# Ceiling Insulation in Warehouse?



## tunaman (Dec 24, 2010)

I live in a warehouse that has an open rafter ceiling. As you can imagine it stays pretty cold in the winter. I have done what I can to seal windows and doors and while the temperature has come up a few degrees it is still pretty cold. I also want to insulate a bit for sound to try and deaden the walls a bit and prevent some sound from escaping. (About 3000 watts worth :whistling2


Can anybody give me any ideas? I am considering just cutting panels of 2-3" closed cell foam and running it between the ceiling joists but not sure if that is the best way to go about it.


----------



## tunaman (Dec 24, 2010)

To be clear I am not planning to put any drywall on the ceiling or anything like that. I just want to insulate to hold heat in a little bit better in the winter and keep heat out in the summer and of course help deaden some of the sound. Would closed cell foam panels work or should I put in the thick fiberglass insulation? Which would give me even a small temperature improvement but also a sound improvement?


----------



## Windows on Wash (Aug 30, 2011)

Need some pictures and more details.

I am guessing the roof is not a ventilated design.

That being the likely reality, you need to tell us more about the construction, where the structure is located, how it will be conditioned, how you plan on managing the moisture, etc, etc, etc.


----------



## tunaman (Dec 24, 2010)

I can post some pictures tomorrow if it will help. There are two louver vents at the front of the warehouse and at the back of the warehouse there is a large blower fan that sucks air out of the warehouse. That is pretty much the only ventilation. The building is wood construction with a roof of plywood over the ceiling joists and then a rolled roof on top of that. Moisture is not really a problem as the climate is very dry.


----------



## Windows on Wash (Aug 30, 2011)

Where is the home located?

Moisture in the air may not be an issue but if you heat that space in the winter, you are generating higher than permissible amounts of moisture in most cases and you will wind up with condensation on the underside of the roof deck if you don't control the dew point surface temperature and the moisture's migration to the roof deck.

Air tightness across the ceiling plane is critical regardless of ventilation methodology you take but you need to provide a few more details.
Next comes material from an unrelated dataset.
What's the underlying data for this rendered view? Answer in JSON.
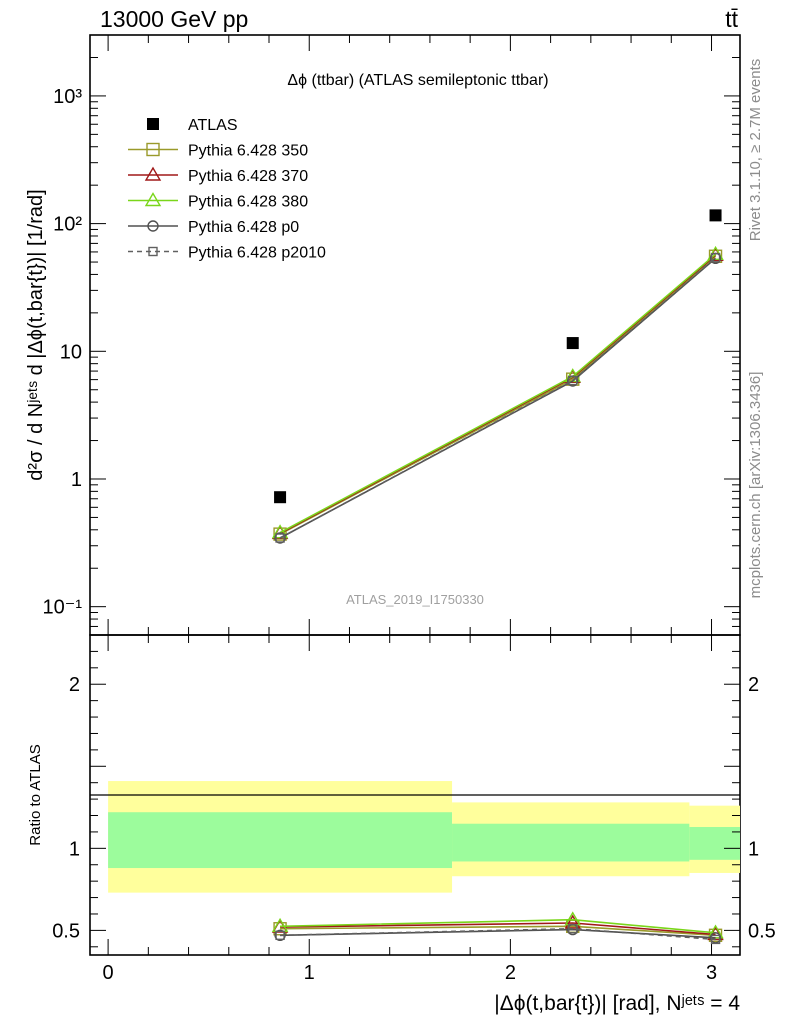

How will you be heating it?


----------



## tunaman (Dec 24, 2010)

The place is in Southern California. So desertish. There are several rooms inside the warehouse and those we use electric radiant heaters to heat them. The main warehouse we dont really need to heat, but bringing it up a few degrees can make a difference. The only time the warehouse gets warm is when we are having a rager and the dance floor is full. We usually let it warm up in which case there is definitely moisture from people dancing all night. But we turn the exhaust fan on after and exhaust it out. There are no unpainted and exposed wood surfaces inside the building. All of the ceiling beams and underside of the roof was spraypainted with a professional grade paint sprayer and high quality paint.


----------



## Windows on Wash (Aug 30, 2011)

What are the rafter dimensions?

Sounds more and more like standard batt insulation would work as long as you vent any additional moisture generated out pretty readily.


----------



## tunaman (Dec 24, 2010)

Rafters are spaced 16" wide with about 20 ft of space between wall and each supporting beam going across perpendicular to the rafters. There are 3 supporting beams before the rafters reconnect with the wall on the other side. Warehouse is rectangular in shape.


----------